Null Values in Inner Join of Spark Dataframes

Things on this page are fragmentary and immature notes/thoughts of the author. Please read with your own judgement!

%%classpath add mvn
org.apache.spark spark-core_2.11 2.3.1
org.apache.spark spark-sql_2.11 2.3.1
org.apache.spark spark-hive_2.11 2.3.1

import org.apache.spark.sql.SparkSession

val spark = SparkSession.builder()
    .master("local[2]")
    .appName("Spark-Null")
    .getOrCreate()
import spark.implicits._

Comment¶

null values are excluded from inner joinning even if both tables have null values in the field for inner joining.
It is almost always a good idea to filter out null value in the joinining columns before joining no matter it is an inner join or an outer join (of course if the rows containing null matters in your use case, you have to do a union of those records).

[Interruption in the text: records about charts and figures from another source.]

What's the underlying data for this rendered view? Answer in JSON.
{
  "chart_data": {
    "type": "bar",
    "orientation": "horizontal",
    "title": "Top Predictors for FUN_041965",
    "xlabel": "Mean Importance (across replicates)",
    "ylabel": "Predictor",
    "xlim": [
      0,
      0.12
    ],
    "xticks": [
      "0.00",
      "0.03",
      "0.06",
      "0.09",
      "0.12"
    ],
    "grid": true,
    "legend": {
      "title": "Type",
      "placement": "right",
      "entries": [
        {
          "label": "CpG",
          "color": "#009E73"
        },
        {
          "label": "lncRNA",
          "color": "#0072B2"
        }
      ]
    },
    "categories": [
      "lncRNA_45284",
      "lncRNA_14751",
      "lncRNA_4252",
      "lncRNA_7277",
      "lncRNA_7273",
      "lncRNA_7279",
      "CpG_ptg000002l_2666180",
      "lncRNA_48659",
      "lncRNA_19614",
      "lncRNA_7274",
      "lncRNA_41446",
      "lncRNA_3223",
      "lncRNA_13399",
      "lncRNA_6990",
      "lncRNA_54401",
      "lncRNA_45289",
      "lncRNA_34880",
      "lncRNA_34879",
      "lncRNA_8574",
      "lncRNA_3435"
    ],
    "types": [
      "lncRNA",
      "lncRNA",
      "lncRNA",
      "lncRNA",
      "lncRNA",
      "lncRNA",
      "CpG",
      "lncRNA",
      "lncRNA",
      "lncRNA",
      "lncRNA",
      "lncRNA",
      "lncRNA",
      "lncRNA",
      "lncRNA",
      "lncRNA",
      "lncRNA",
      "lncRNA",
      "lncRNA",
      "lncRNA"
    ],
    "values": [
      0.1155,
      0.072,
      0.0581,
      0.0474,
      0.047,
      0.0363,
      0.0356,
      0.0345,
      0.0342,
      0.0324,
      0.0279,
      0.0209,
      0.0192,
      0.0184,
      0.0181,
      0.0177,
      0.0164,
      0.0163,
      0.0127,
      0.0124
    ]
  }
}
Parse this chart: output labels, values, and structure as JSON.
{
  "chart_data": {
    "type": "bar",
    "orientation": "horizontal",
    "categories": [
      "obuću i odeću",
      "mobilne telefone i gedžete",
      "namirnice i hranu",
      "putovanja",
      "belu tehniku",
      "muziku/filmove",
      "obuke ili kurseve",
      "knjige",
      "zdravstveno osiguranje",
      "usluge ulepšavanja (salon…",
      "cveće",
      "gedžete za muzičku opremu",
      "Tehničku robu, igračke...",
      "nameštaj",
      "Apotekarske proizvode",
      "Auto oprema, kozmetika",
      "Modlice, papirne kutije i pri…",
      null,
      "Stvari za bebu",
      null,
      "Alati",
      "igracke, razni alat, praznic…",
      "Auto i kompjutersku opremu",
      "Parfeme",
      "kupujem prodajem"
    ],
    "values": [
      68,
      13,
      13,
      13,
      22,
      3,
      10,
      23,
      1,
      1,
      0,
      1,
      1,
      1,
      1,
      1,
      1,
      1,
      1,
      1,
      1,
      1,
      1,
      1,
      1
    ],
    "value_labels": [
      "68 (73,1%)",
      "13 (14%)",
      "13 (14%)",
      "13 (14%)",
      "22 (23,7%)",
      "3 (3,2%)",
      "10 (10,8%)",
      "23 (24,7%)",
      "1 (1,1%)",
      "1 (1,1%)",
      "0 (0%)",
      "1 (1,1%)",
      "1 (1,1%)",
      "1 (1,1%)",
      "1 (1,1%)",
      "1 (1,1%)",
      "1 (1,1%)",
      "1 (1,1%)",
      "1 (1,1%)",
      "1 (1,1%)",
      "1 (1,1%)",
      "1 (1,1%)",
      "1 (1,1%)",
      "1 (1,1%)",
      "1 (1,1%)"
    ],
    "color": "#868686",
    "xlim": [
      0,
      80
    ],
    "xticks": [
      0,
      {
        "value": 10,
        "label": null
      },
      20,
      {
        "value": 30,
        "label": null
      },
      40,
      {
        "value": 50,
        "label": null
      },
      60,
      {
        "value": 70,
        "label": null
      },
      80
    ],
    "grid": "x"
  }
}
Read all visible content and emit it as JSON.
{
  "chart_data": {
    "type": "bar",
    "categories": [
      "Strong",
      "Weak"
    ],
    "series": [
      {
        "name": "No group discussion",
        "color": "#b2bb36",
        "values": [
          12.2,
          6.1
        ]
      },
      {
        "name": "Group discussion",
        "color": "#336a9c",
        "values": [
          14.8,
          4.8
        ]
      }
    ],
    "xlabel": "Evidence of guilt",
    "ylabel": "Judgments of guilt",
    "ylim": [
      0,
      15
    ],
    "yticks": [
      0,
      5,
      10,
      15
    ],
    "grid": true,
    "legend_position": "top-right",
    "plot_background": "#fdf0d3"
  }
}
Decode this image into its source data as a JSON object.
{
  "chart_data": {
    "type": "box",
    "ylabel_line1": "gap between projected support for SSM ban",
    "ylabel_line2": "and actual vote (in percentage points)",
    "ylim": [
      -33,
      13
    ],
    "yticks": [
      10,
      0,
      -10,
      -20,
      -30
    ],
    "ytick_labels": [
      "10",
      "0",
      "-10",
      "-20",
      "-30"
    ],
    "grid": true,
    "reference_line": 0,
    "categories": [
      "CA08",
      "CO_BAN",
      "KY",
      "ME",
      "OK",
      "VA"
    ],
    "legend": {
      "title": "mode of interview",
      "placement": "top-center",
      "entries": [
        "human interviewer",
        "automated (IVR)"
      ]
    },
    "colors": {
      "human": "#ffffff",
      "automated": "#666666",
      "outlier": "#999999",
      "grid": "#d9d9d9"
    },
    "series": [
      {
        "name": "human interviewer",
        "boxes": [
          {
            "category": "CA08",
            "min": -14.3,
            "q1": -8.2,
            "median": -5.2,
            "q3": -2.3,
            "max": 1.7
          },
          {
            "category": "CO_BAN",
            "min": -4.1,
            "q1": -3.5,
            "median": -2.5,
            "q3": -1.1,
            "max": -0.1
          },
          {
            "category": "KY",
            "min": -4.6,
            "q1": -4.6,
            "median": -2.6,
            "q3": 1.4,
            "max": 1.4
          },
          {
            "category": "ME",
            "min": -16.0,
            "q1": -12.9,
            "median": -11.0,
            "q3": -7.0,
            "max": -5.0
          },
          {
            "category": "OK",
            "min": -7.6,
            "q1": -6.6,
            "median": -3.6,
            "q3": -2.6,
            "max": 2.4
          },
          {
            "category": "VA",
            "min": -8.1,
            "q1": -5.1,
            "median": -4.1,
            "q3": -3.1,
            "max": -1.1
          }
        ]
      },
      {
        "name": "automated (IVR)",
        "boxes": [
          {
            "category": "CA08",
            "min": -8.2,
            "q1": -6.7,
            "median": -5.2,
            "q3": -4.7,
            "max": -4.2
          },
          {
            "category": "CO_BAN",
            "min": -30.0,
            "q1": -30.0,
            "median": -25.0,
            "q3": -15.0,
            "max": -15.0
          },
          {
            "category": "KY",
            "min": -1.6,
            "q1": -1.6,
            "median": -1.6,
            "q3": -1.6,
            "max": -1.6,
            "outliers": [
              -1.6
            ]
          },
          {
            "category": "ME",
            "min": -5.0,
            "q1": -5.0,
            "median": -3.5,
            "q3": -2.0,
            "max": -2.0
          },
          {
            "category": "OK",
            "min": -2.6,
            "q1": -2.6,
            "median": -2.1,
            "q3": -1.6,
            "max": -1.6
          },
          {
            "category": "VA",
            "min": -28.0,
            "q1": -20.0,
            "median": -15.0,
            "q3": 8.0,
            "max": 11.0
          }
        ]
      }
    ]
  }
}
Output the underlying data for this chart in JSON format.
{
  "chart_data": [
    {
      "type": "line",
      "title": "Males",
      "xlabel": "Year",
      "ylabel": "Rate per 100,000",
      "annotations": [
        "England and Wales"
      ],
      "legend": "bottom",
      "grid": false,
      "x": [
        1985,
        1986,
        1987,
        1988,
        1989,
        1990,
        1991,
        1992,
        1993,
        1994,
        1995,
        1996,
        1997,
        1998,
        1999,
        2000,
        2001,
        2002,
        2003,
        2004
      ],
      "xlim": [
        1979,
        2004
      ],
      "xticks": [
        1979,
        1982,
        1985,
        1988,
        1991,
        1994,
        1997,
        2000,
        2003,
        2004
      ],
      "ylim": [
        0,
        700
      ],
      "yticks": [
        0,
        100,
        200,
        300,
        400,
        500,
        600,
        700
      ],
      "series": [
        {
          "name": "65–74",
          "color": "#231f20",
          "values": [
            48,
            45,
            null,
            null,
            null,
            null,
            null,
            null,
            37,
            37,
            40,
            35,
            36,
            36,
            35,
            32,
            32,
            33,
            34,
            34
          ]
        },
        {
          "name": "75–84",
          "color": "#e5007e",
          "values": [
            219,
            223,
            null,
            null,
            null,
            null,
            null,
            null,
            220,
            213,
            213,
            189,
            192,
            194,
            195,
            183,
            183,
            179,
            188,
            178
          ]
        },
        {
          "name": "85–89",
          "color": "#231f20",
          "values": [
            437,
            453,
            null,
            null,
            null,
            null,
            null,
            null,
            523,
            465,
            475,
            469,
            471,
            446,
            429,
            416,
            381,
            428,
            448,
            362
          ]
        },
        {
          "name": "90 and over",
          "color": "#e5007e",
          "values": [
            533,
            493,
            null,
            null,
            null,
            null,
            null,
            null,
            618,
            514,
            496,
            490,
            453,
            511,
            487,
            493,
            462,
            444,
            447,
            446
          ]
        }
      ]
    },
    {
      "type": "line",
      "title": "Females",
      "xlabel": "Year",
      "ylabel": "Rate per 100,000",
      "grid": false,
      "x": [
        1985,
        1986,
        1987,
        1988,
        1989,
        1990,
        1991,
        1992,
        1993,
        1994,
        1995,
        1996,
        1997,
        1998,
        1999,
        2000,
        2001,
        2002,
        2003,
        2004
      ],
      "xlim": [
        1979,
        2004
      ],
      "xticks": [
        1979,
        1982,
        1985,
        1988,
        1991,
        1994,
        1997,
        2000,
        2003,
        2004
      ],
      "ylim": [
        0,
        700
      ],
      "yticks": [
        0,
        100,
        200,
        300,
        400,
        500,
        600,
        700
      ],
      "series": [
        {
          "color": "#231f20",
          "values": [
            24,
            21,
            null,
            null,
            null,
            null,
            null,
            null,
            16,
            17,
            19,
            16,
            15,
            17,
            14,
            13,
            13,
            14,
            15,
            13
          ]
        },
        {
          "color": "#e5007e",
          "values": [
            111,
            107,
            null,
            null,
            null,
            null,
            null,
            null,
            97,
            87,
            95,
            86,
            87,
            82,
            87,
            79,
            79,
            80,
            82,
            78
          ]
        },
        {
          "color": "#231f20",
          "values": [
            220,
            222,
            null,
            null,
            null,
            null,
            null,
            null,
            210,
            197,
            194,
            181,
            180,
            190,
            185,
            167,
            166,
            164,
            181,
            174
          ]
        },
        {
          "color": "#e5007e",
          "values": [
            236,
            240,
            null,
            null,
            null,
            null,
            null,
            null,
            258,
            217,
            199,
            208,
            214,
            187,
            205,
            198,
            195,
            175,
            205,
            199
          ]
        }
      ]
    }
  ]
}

Spark (at least in Spark 2.3 and older) is stupid enough not to filter out joining keys/columns with null values before even INNER join (even if null values are dropped after inner join). This means that if a joining key/column has lots of null values, it get shuffle into the same node in SortMergeJoin. This can cause a serious data skew issue

val left = Seq(
    ("bob", "2015-01-13", 4), 
    (null, "2015-04-23",10)
).toDF("name","date","duration")
left.show()

val right = Seq(
    (null, 100),
    ("bob", 23)
).toDF("name","upload")
right.show()

left.join(right, Seq("name")).show